Где ползком, где перебежками добрался я до первых домиков поселка Рыбацкого. В этот момент на поселок спикировал фашистский стервятник, сыпанул пулеметной очередью, сбросил бомбы, провыл сиреной. Я успел упасть под развалины какой-то кирпичной стены. По спине больно заколотили комья земли, осколки кирпича, известки. Прошумел этот град — сделал еще один бросок и свалился в глубокий лаз со ступеньками, которые вели вниз, к грубо, но крепко сколоченной двери в подвал. Попробовал открыть дверь — не вышло. Начал кричать, дергать дверь. Открыл старик. Сгорбленный, заросший бородищей по самые глаза, но видать — крепкий еще дедуня. Подслеповато пригляделся ко мне:
— Шо тебе, господин товарищ охвицер?
— Да не господин я, папаша. Не видишь, наш я, советский. Лейтенант.
Дед как-то ловко захватил в рот клок бороды, пожевал, вытолкнул ее языком и так же равнодушно отозвался:
— Наши-ваши. А чьи же? Так чо надо?
— Да вы впустите меня.
— А некуды.
Наверху, рядом с входом в подвал, тяжело рванул фугас. Дед потянул дверь на себя. Я с немалым трудом оттеснил его и буквально вдавился в тесный, набитый людьми, тяжко дышащий, стонущий, плачущий, говорящий и причитающий мрак подвала. Дед за моей спиной закрыл щелястую тяжелую дверь и ехидно продребезжал над самым ухом:
— От тебе и охвицер. Хто по кресты, а ты, стало, в кусты.
Дед оказался выше меня ростом и в тесноте, где некуда было подвинуться, пыхтел и хрипел над самым моим ухом. Я попытался ворохнуться плечами, чтобы отодвинуться.
— Во-во, — опять забренчал дед, — кто, значит, в мясорубку, а ты под юбку…
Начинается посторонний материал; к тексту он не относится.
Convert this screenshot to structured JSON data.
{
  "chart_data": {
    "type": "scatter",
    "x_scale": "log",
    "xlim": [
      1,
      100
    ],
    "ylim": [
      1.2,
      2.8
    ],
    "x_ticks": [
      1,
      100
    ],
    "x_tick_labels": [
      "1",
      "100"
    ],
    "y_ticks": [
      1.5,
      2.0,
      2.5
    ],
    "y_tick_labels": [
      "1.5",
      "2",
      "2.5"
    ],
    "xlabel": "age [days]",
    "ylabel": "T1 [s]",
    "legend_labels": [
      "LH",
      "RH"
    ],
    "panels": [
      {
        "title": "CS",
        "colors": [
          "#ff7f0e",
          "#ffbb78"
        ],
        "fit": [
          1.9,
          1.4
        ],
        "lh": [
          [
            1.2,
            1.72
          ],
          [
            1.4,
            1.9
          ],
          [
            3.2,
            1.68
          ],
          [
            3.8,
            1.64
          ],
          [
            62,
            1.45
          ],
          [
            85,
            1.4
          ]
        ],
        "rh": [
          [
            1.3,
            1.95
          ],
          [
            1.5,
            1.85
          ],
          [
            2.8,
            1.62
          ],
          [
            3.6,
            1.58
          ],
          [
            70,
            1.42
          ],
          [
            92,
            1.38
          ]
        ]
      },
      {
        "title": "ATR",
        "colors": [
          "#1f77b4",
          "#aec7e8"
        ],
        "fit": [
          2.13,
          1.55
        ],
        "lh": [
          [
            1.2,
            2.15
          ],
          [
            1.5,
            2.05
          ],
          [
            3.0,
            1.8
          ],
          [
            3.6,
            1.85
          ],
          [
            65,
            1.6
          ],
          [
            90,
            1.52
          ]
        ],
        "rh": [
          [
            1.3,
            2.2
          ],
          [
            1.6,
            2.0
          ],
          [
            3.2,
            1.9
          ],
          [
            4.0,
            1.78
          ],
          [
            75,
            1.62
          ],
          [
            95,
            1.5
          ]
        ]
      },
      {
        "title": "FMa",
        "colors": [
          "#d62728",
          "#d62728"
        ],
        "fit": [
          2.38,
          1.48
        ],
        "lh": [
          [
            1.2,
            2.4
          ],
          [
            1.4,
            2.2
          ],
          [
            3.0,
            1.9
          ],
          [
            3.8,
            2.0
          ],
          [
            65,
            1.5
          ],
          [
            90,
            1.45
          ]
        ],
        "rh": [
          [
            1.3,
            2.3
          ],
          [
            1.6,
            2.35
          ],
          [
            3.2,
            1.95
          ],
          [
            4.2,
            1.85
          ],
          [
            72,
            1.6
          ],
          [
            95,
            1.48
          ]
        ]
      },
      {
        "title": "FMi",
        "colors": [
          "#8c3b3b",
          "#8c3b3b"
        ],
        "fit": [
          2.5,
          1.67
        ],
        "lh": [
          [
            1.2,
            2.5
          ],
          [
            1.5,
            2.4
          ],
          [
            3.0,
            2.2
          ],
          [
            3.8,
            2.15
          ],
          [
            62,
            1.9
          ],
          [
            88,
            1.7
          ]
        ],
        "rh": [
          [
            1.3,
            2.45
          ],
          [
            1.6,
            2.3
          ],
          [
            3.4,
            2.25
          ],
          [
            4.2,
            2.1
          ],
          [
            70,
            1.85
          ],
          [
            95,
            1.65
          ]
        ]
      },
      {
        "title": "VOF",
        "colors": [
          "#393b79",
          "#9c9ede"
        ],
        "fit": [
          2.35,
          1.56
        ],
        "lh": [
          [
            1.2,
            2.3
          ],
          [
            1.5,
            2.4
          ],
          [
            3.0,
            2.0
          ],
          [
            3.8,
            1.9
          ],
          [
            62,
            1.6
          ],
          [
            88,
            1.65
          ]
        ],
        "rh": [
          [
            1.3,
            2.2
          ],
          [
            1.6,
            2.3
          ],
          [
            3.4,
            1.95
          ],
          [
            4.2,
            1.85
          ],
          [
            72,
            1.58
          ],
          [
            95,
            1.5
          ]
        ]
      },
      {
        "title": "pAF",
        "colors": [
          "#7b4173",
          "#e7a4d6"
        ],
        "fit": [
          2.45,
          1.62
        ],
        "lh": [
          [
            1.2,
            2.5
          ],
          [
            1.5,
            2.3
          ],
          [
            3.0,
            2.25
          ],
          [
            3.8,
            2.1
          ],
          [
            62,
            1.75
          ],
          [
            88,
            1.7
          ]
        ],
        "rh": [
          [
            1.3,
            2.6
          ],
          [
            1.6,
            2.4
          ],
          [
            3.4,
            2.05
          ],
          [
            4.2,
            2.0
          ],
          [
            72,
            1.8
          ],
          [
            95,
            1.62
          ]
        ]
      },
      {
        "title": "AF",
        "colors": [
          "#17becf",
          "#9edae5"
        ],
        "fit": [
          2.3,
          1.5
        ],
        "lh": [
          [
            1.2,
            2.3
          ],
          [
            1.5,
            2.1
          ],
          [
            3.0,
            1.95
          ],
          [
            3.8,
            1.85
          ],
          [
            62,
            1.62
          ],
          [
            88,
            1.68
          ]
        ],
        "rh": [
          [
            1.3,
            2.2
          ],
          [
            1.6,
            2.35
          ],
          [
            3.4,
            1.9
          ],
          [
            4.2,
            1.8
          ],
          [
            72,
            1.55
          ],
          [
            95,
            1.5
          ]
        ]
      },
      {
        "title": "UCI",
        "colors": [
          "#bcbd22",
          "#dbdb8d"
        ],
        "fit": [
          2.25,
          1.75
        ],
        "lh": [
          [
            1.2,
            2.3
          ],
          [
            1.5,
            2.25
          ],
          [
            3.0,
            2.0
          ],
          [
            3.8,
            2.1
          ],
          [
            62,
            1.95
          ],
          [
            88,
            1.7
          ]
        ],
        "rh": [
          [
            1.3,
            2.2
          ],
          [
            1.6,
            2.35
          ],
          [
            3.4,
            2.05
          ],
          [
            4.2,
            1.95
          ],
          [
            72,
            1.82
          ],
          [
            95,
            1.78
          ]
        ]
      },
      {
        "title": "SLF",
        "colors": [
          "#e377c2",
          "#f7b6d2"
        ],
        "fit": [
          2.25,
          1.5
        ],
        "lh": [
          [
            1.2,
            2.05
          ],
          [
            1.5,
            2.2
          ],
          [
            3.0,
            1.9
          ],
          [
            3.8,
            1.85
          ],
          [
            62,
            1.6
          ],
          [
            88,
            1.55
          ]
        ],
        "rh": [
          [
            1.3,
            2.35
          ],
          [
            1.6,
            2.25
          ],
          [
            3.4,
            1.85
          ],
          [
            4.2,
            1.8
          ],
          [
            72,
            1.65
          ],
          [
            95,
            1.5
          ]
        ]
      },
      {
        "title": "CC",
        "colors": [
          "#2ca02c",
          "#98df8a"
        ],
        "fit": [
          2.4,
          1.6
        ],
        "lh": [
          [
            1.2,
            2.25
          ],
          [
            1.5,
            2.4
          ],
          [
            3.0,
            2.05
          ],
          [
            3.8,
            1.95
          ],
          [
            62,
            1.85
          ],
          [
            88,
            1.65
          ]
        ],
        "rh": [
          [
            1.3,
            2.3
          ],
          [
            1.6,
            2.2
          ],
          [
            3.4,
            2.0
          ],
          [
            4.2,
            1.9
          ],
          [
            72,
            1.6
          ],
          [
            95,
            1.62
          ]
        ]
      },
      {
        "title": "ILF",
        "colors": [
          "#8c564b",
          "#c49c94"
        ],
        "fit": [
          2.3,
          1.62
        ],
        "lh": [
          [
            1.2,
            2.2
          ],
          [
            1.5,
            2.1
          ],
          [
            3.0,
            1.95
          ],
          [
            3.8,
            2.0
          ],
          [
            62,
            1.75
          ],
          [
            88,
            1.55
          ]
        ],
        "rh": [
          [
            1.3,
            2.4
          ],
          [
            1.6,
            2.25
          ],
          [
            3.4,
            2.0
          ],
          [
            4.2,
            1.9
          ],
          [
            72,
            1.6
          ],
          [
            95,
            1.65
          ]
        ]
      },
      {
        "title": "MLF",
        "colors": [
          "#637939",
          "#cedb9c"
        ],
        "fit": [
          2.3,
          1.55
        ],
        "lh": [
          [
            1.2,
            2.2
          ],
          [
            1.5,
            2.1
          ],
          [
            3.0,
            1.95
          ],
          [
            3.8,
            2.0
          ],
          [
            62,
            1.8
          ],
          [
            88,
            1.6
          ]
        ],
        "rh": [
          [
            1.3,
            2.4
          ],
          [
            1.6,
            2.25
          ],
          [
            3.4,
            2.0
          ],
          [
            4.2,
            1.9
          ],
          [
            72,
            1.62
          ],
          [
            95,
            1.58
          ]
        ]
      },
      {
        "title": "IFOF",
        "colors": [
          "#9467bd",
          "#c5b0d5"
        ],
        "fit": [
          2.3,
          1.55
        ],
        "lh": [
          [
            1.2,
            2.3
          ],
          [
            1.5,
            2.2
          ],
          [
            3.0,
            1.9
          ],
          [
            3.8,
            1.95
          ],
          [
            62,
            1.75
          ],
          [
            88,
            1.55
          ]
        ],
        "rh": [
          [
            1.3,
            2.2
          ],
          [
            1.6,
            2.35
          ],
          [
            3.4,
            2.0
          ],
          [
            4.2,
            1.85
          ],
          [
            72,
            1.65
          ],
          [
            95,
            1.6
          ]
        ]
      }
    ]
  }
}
— Да заткнись, дед, — вышел я из себя. — Тоже мне, народный сказитель, ашуг, вещий Боян…
— А тут и без баяна музыки хватает. Пляши, коли охота. Токи на детей не наступай…
Злость на старика как-то сразу потухла, и снова со всех сторон обступили детские и женские стоны, плач, причитания…
— Граждане, — закричал я, стараясь пересилить и здешние, и наружные шумы.
В подвале стало понемногу стихать.
— Граждане! Советское командование приняло решение эвакуировать все гражданское население на Большую землю, в Геленджик.
Поднялся гвалт.
— Тихо, граждане, — заорал я что есть силы. — В первую очередь будем вывозить детей и женщин с детьми.
И опять невообразимый галдеж. В этом содоме воплей удалось уловить:
— А раненые?
— Никуда мы не поедем!
— Немцы вывозили и вы вывозите?
— А што ж старики? Им тут и погибель?
— Катись отсюда, умник!
— Подвал понадобился, а детей под бомбы?!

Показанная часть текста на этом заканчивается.